The Sartorial Garden

Armillary Spheres and Sundials

A Sundial used at a focal point in the garden always gives such pleasure and none more than armillary sundials. They connect us with celestial movements, the summer and winter solstice, the passing of seasons and thus the cycle of growing.

A Sundial used at a focal point in the garden always gives such pleasure and none more than armillary sundials. They connect us with celestial movements, the summer and winter solstice, the passing of seasons and thus the cycle of growing.

They are not only functional timepieces, but also hand-made works of art that would grace any garden in both summer and winter. An armillary sundial underneath snowfall is one of our favorite garden views!

In researching the armillary, we came to realize that there is much debate as to whom or where it originated.  It has been attributed to Shang Heng, a Chinese astronomer in the Eastern Han Dynasty, Eratosthenes of Cyene, an Egyptian astronomer, Anaximander of Miletus, a Greek Philosopher, and Hipparchus, a Greek astronomer.  Even with all of this confusion about its origins one thing is agreed upon and that is its purpose.

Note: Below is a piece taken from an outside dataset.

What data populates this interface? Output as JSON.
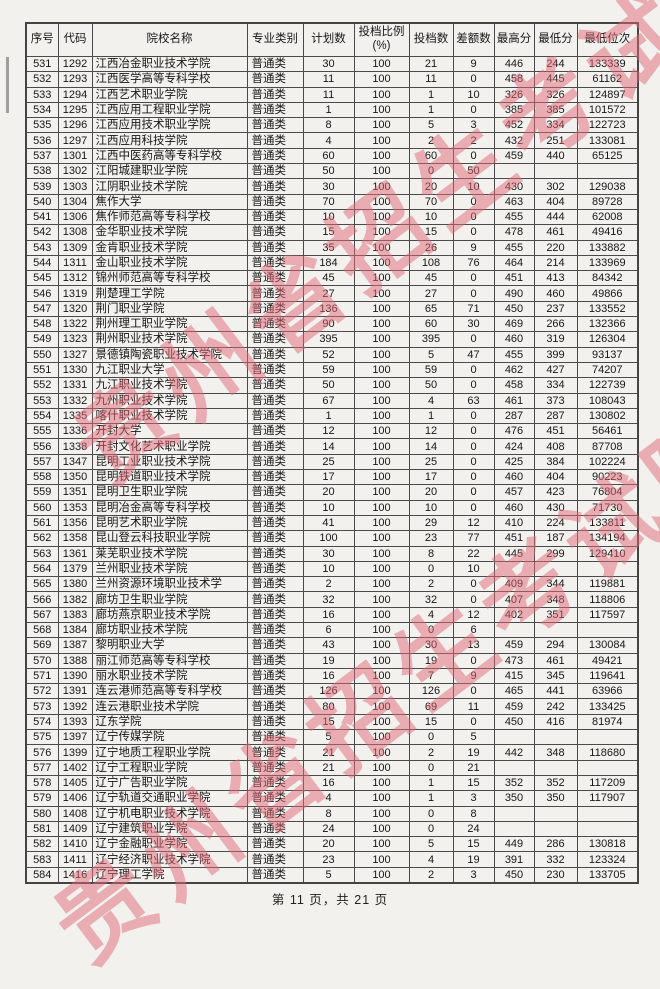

The Armillary sphere was originally created as a model of the universe.  It consisted of a series of metal rings joined together with a small globe in the center representing Earth.  The sphere (rings) was to represent the celestial bodies visible from Earth.  The movement of the rings was supposed to demonstrate how these bodies moved about the Earth, which stood at the center of the universe.

This, of course, was altered and updated as scientists and astronomers made new discoveries and better understood the universe and Earth’s place in it.   The armillary’s name actually comes from the Latin word ‘armilla’ for bracelet or ring.  The armillary was apparently not used as or rather transformed into a sundial until around the 17th century.

The contemporary sundial usually has three rings that form the sphere. These are supposed to represent, the Celestial Equator, the Meridian Circle, and the Horizontal Plane. The rod passing through the center, frequently depicted as an arrow, acts as the gnomon and casts the shadow over the hours on the lower band.

Gnomon in Greek means “the one that knows.” A horizontal sundial that uses a triangular gnomon to cast the Sun’s shadow is the most common design. The angle of the gnomon  needs to be aligned with the axis of the Earth’s rotation in order to be accurate in marking the time of day. Most horizontal sundials traditionally have a motto or epigram on them which adds to their delightful presence in a garden.

To set the dial to tell accurate time you must point the arrow or rod North at noon. Best done during Summer time.